VIDEO PREMIERE: Minnesota Soon To Be Breakout Artist Aaron Rice Enraptures With “True Life”

Aaron Rice is an American singer, songwriter and producer based in Minneapolis. He makes vocally-driven electronic music with influences as diverse as his ancestry. His career began with dichotomy, his fifth grade garage band covering Nirvana and Nine Inch Nails, while at home he sang along to Jodeci, TLC and 2Pac. Growing up in a multiracial family this contrast remained a major theme, and music became the only real way Rice was able to navigate his identity, in all its forms. Over the years he’s been a part of many projects, one even earning him success in an official up-and-comer slot at Iceland Airwaves, but it’s as a solo artist that Aaron Rice finds his truest voice to date.

Rice wrote and recorded his first solo endeavor, Neverfade/For Dusk (out 5/10) while living in Los Angeles, and produced and mixed the tracks in Minneapolis and Brooklyn. Credits on the recordings include experimental ambient composer Grant Cutler who mixed the album, and SHIELDS who contributed to production. All music videos for the LP were directed by Rice’s long-time creative partner Alex Brown, who also co-wrote three of the tracks on the album. Performing material from the debut Rice has shared stages with Gold Panda, Honne, Open Mike Eagle, Crystal Castles, Nightmares on Wax and Baynk.

Neverfade/For Dusk is both dark and ethereal. While inspired by movement, at the heart of the album lies a space and stillness. Neverfade/For Dusk creates a place for the mind to find solace when body and emotions are resigned to fatigue. You lay on the floor, the walls saturated in color, light moving over and through your skin, the sun just setting.

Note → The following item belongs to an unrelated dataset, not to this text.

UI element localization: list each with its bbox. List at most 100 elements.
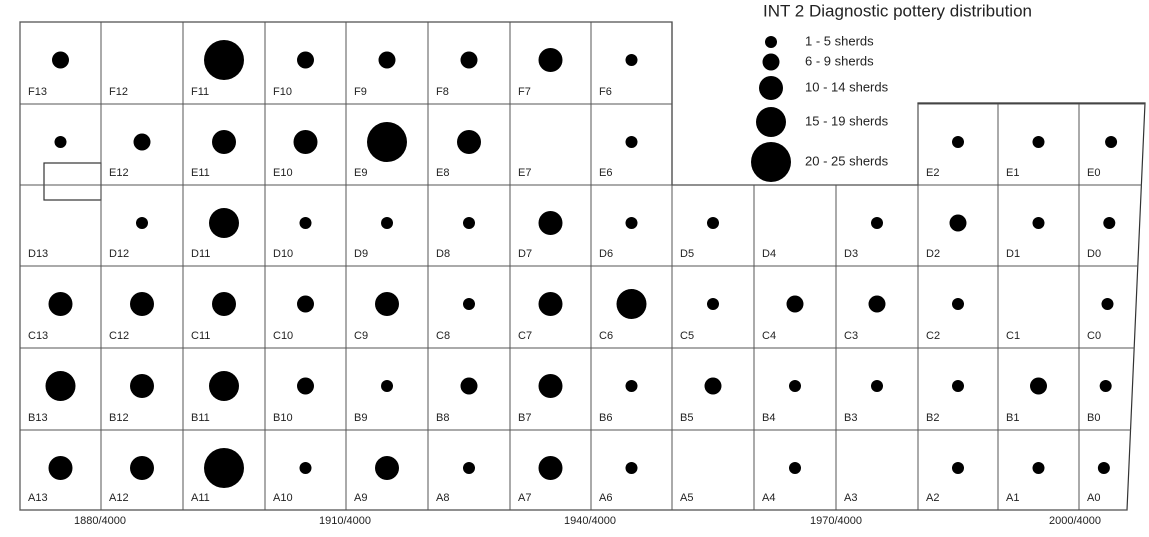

Glide is thrilled to premiere the official “Tru Life” *below) video from Aaron Rice, a riveting collage of vocals and beats that reflect the ingenuity of Jamie XX, James Blake and Crystal Castles. Rice offers a novel approach to electronic DIY indie that spurs danceability and a poignant coolness factor.

“Tru Life” takes place in a strange period of time just after losing someone,” says Rice. “I started living out these fantasies of what life could be like, but in the quiet, unintended moments of reflection beneath all the noise I only felt a profound absence. In my heart of hearts I knew it was too late. I see the video as a representation of these feelings of disorientation; when the horizon is off balance and you can’t see where you’re headed.”